Selain ibadah-ibadah lahiriah di atas, wajib pula mengetahui ibadah-ibadah batin, yang terkait dengan apa saja yang dilakukan oleh hati manusia. Misalnya tentang tawakal, yaitu penyerahan semua urusan hanya kepada-Nya, tentang rela (ridha), sabar, tobat, ikhlas dan lainnya, yang akan di uraikan kemudian. Dan wajib pula engkau mengetahui larangan-larangan-Nya, yang merupakan musuh dari perkara ibadah hati tersebut, seperti memperturutkan amarah, panjang angan, bersikap riya' dan sombong. Ini agar engkau dapat menjauhkan diri dari perbuatan-perbuatan tersebut. Sebab, ibadah hati juga merupakan kewajiban yang harus dilaksanakan oleh setiap hamba, dimana Allah telah memerintahkannya dengan tegas dalam banyak firman-Nya.
Allah SWT berfirman:
وَعَلَى اللّٰهِ فَتَوَكَّلُوٓا اِن كُنْتُمْ مُّؤْمِنِيْنَ
"Dan hanya kepada Allah hendaknya kalian bertawakal, jika kalian benar-benar orang yang beriman." (Qs. Al-Maa-idah: 23)
وَاشْكُرُوْ الِلّٰهِ إِنْ كُنتُمْ
اِيَّاهُ تَعْبُدُونَ
"Dan bersyukurlah kepada Allah, jika benar-benar hanya kepada-Nya kalian menyembah"
(Qs. Al-Baqarah: 172)
وَاصْبِرْ وَمَا صَبْرُكَ إِلَّا بِ اللّٰهِ
"Bersabarlah (hai Muhammad) dan tiadalah kesabaranmu itu melainkan dengan pertolongan Allah." (Qs. An-Nahl:127)
وَاذْكُرِ اسْمَ رَبِّكَ وَتَبَتَّلْ إِلَيْهِ تَبْتِيلاً
"Sebutlah nama Rabbmu dan beribadahlah kepada-Nya dengan penuh ketekunan."
(Qs. Al-Muzzammil:8)
Perhatikanlah ayat-ayat tersebut, dimana Allah SWT begitu tegas memerintahkan para hamba-Nya untuk melaksanakan 'ibadah hati' dengan baik dan benar, sama tegasnya seperti saat Dia mengeluarkan perintah shalat dan puasa. Maka, bagaimana mungkin engkau hanya melaksanakan perintah shalat dan puasa, sedangkan kewajiban-kewajiban yang lain ditinggalkan? Padahal perintah itu sama-sama datang dari Rabb yang Esa, dan memiliki derajat kewajiban yang sama.

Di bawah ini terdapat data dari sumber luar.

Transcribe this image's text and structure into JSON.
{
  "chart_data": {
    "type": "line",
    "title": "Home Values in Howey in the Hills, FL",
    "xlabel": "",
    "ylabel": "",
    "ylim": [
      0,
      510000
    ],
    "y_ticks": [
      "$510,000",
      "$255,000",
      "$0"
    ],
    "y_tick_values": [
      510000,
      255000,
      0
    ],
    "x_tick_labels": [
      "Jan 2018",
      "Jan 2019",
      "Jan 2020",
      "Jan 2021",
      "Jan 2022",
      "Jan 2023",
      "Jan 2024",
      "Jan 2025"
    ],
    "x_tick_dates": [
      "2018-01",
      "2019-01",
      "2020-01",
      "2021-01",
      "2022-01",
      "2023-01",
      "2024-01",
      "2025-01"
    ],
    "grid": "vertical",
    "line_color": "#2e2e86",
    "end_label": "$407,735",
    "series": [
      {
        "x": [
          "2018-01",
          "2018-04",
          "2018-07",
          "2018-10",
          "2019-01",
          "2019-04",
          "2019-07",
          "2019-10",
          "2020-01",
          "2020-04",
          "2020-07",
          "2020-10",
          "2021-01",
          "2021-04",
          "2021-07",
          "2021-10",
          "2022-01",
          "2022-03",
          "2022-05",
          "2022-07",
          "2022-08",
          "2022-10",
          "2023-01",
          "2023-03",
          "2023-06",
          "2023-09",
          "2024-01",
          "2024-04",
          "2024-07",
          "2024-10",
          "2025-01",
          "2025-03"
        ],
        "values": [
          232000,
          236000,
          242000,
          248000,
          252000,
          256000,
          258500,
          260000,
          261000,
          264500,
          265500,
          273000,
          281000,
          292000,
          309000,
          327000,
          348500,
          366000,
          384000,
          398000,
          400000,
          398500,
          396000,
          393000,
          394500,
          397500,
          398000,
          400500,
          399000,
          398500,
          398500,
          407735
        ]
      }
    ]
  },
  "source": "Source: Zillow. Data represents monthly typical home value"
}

Bagaimana nasib seseorang yang tenggelam dalam kehidupan dunia, hingga tak bisa membedakan mana yang baik dan mana yang buruk? Sehingga yang ma'ruf dikatakan munkar, dan yang munkar menjadi ma'ruf? Siapa saja yang mengabaikan ilmu-ilmu yang disebutkan oleh Allah di dalam kitab-Nya sebagai nur (Cahaya), hikmah serta petunjuk, juga melalaikan pengamalannya, maka ia telah melakukan perbuatan yang diharamkan dan terancam binasa.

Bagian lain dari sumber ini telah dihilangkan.